第70話 ど女修道士さんとどワンコさん

 女騎士たちを倒し、ついに準決勝まで駒を進めた男戦士と女エルフ。

 そんな彼らを観客席から見守っていた女修道士とワンコ教授は、二人の勝利ににわかに沸き立った。


「やったんだぞ!! ついに準々決勝なんだぞ!!」

「やりましたね、ティトさん、モーラさん!!」


 試合のよく見える高めの席に座った二人は、手を取り合って仲間の勝利を喜ぶ。

 その喜びっぷりに、周りに座っていた関係のない観客も、彼らの仲間の勝利を祝福した。


 ややあって。


「しかし、これで本格的に優勝が視野に入って来たんだぞ。すごいぞ、強いぞ、ティトの奴」

「伊達に長いこと冒険者やってないですね、ティトさんも」

「というか不思議なんだぞ、なんであれだけの腕があるのに、冒険者なんてやってるんだぞ」

「そうですね。どこかの国のお抱え剣士や、将軍、それでなくても、いろいろと楽な仕事はありそうなものですのに」


 てっきり、女修道士はそこらへんの事情を知っているのかと思っていたワンコ教授は、少し驚いた顔をする。


 女修道士も彼らと一緒に旅をするようになったのは、ここ最近のことなので、そこのところをよく知らないのだ。

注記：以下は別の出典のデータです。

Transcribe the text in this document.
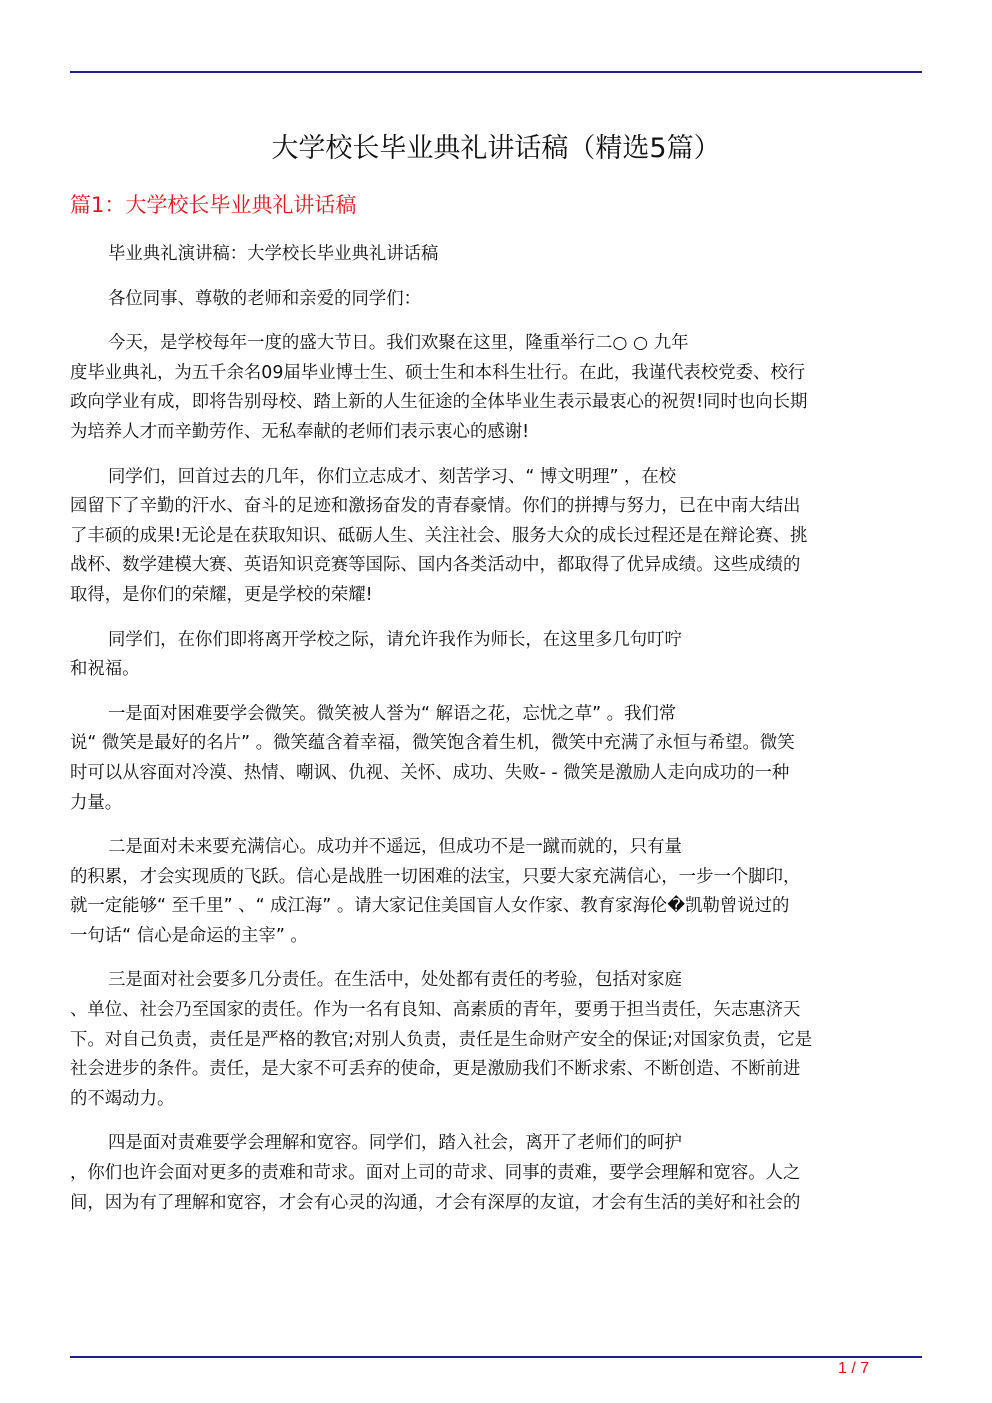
大学校长毕业典礼讲话稿（精选5篇）
篇1：大学校长毕业典礼讲话稿

毕业典礼演讲稿：大学校长毕业典礼讲话稿

各位同事、尊敬的老师和亲爱的同学们：

今天，是学校每年一度的盛大节日。我们欢聚在这里，隆重举行二○ ○ 九年
度毕业典礼，为五千余名09届毕业博士生、硕士生和本科生壮行。在此，我谨代表校党委、校行
政向学业有成，即将告别母校、踏上新的人生征途的全体毕业生表示最衷心的祝贺!同时也向长期
为培养人才而辛勤劳作、无私奉献的老师们表示衷心的感谢!

同学们，回首过去的几年，你们立志成才、刻苦学习、“ 博文明理” ，在校
园留下了辛勤的汗水、奋斗的足迹和激扬奋发的青春豪情。你们的拼搏与努力，已在中南大结出
了丰硕的成果!无论是在获取知识、砥砺人生、关注社会、服务大众的成长过程还是在辩论赛、挑
战杯、数学建模大赛、英语知识竞赛等国际、国内各类活动中，都取得了优异成绩。这些成绩的
取得，是你们的荣耀，更是学校的荣耀!

同学们，在你们即将离开学校之际，请允许我作为师长，在这里多几句叮咛
和祝福。

一是面对困难要学会微笑。微笑被人誉为“ 解语之花，忘忧之草” 。我们常
说“ 微笑是最好的名片” 。微笑蕴含着幸福，微笑饱含着生机，微笑中充满了永恒与希望。微笑
时可以从容面对冷漠、热情、嘲讽、仇视、关怀、成功、失败- - 微笑是激励人走向成功的一种
力量。

二是面对未来要充满信心。成功并不遥远，但成功不是一蹴而就的，只有量
的积累，才会实现质的飞跃。信心是战胜一切困难的法宝，只要大家充满信心，一步一个脚印，
就一定能够“ 至千里” 、“ 成江海” 。请大家记住美国盲人女作家、教育家海伦�凯勒曾说过的
一句话“ 信心是命运的主宰” 。

三是面对社会要多几分责任。在生活中，处处都有责任的考验，包括对家庭
、单位、社会乃至国家的责任。作为一名有良知、高素质的青年，要勇于担当责任，矢志惠济天
下。对自己负责，责任是严格的教官;对别人负责，责任是生命财产安全的保证;对国家负责，它是
社会进步的条件。责任，是大家不可丢弃的使命，更是激励我们不断求索、不断创造、不断前进
的不竭动力。

四是面对责难要学会理解和宽容。同学们，踏入社会，离开了老师们的呵护
，你们也许会面对更多的责难和苛求。面对上司的苛求、同事的责难，要学会理解和宽容。人之
间，因为有了理解和宽容，才会有心灵的沟通，才会有深厚的友谊，才会有生活的美好和社会的

1 / 7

「あるいは、モーラさんなら、何か知っているかもしれませんが」

「なぞなんだぞ――」


 いや待てよ、と、ワンコ教授の耳がぴこりと立つ。


「もしかして、元は剣術の師範だったんだけど、弟子にセクハラしすぎて追い出されたとか」

「ティトさんならあり得なくもない話ですね」

「それか、お姫さまにいつもの調子でエッチなこと言って、国外追放されてしまったとか」

「ティトさんなら、それも考えられますね」

「鎧がない方が身軽だとかいって、全裸で戦って、それで露出狂で賞金首になっているとか」

「ティトさんだったら、言うかもしれませんね」


 うぅむ、と、ワンコ教授が唸る。

 考えれば考えるほど、男戦士が変態に思えてくるのだから、それは仕方がない。


 哀れ男戦士。普段の行いが悪すぎるばっかりに、仲間からもこの言われようである。


「考えれば考えるほど、ティトがろくでもなく思えてきたぞ」

「それでも、ティトさんにはなんというか、よく分からない魅力があるように私は感じますよ」

「――そうかな。よくわかんないんだぞ」


 ミノタウロスとクダンの件でも、結局、ティトのバカさ加減が幸いして、悲しい結果を回避することができた。

 ろくでもない奴なのは疑う余地はない。

 しかし、そのろくでもなさによって、救われている人が居るのも事実だった。


「案外、あぁいう人が、この世界をぽろっと救ってしまうのかもしれませんね」

「ぽろっと、か。ちょっと、考えられないんだぞ」


 そう言って、ワンコ教授はそばに置いてあった、ポップコーンのカップを手に取った。

 右手にいっぱい、カップの中のふわふわとしたそれを握りしめると、口の中へと押し込む。


 手に付いた塩気を、ぺろりぺろりと、小さく舌を出してなめずるワンコ教授。


 その隣で女修道士は、極太で赤々としたフランクフルトを咥えて、もぐもぐと口をうごかすのであった。


「しかし、ティトがエッチな奴だからって、僕らまでエッチなパーティだと思われるのは困るんだぞ」

「まったくですねぇ」


 エッチなのは自重してほしいんだぞ。

 そう言った、ワンコ教授たちを、周りの観客たちは、少し複雑な視線で、前のめりになって見つめるのだった。